Senator Smebopolis LooGAR Wrote:
in 5 years he went from using the Fligt 93 tagline to calling for Dubya's Impeachment is a little *ahem* disconcerting.
I find this line of reasoning disconcerting. It seems to imply that the tired mantra of "You're either with us (Bush) or you with the terrorists" actually holds water, and that you can't be pro-America and anti-Bush at the same time. Despite being Canadian by birth, when Young relocated to California in the 1960s, he fell in love with America and was eager to entwine himself within it, almost to the point of a modern day de Tocqueville. Neil Young is a damn fine American, even if this record blows. I don't think his leap from 93 to being staunchly anti-Bush is all that much different from many Americans. It's a widely shared emotion.
LooGAR Wrote:
And I dare say that, outside a core group of fans and Jann Wenner, Neil and everyone else needs whatever help they can get selling rekkids.
Young has plenty of money, and genuinely doesn't seem to be motivated by sheer cash grabs. Also, given Young's tendency to fly off on weird tangents and release some pretty commercially unviable material, buy Lionel Trains or spend TONS of his own money developing all sorts of non-music related projects, I don't think it's all that important for him to sell a bunch of records. He's certainly bombed before.

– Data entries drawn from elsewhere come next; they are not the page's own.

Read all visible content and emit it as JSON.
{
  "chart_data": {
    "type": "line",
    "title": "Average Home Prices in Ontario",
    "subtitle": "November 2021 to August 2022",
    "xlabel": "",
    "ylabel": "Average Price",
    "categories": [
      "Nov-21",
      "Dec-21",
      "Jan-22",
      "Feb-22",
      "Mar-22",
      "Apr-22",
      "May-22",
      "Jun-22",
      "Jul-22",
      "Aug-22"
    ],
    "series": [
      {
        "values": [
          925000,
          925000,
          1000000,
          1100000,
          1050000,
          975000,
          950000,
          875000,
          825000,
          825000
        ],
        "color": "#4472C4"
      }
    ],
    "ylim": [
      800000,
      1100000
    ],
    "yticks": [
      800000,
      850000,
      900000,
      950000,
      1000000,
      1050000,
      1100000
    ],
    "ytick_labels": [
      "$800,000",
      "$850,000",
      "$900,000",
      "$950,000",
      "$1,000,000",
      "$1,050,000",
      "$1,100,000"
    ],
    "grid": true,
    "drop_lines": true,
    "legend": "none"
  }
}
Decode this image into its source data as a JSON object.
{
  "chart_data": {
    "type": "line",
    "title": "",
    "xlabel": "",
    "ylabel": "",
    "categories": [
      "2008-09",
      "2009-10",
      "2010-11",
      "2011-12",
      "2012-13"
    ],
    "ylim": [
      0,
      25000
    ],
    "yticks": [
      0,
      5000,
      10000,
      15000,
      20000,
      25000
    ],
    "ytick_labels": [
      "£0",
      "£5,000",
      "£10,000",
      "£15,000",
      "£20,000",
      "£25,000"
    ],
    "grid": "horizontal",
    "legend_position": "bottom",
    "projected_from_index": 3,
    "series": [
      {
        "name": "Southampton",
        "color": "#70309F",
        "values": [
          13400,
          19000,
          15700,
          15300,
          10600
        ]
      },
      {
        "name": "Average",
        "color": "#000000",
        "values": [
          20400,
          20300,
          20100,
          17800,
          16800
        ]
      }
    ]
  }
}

I know it seems like this could be motivated purely by ego, publicity and profit, and maybe to some degree it is. Maybe Young is pretty pissed off that despite pretty fertile ground for real live protest music, fucking Green Day is carrying the flag. Again, I see how a 60 year old man rocking out about "Impeach the President" seems like a cash grab, but it's not difficult at all to shine the same light on "Sweet Neo-Con".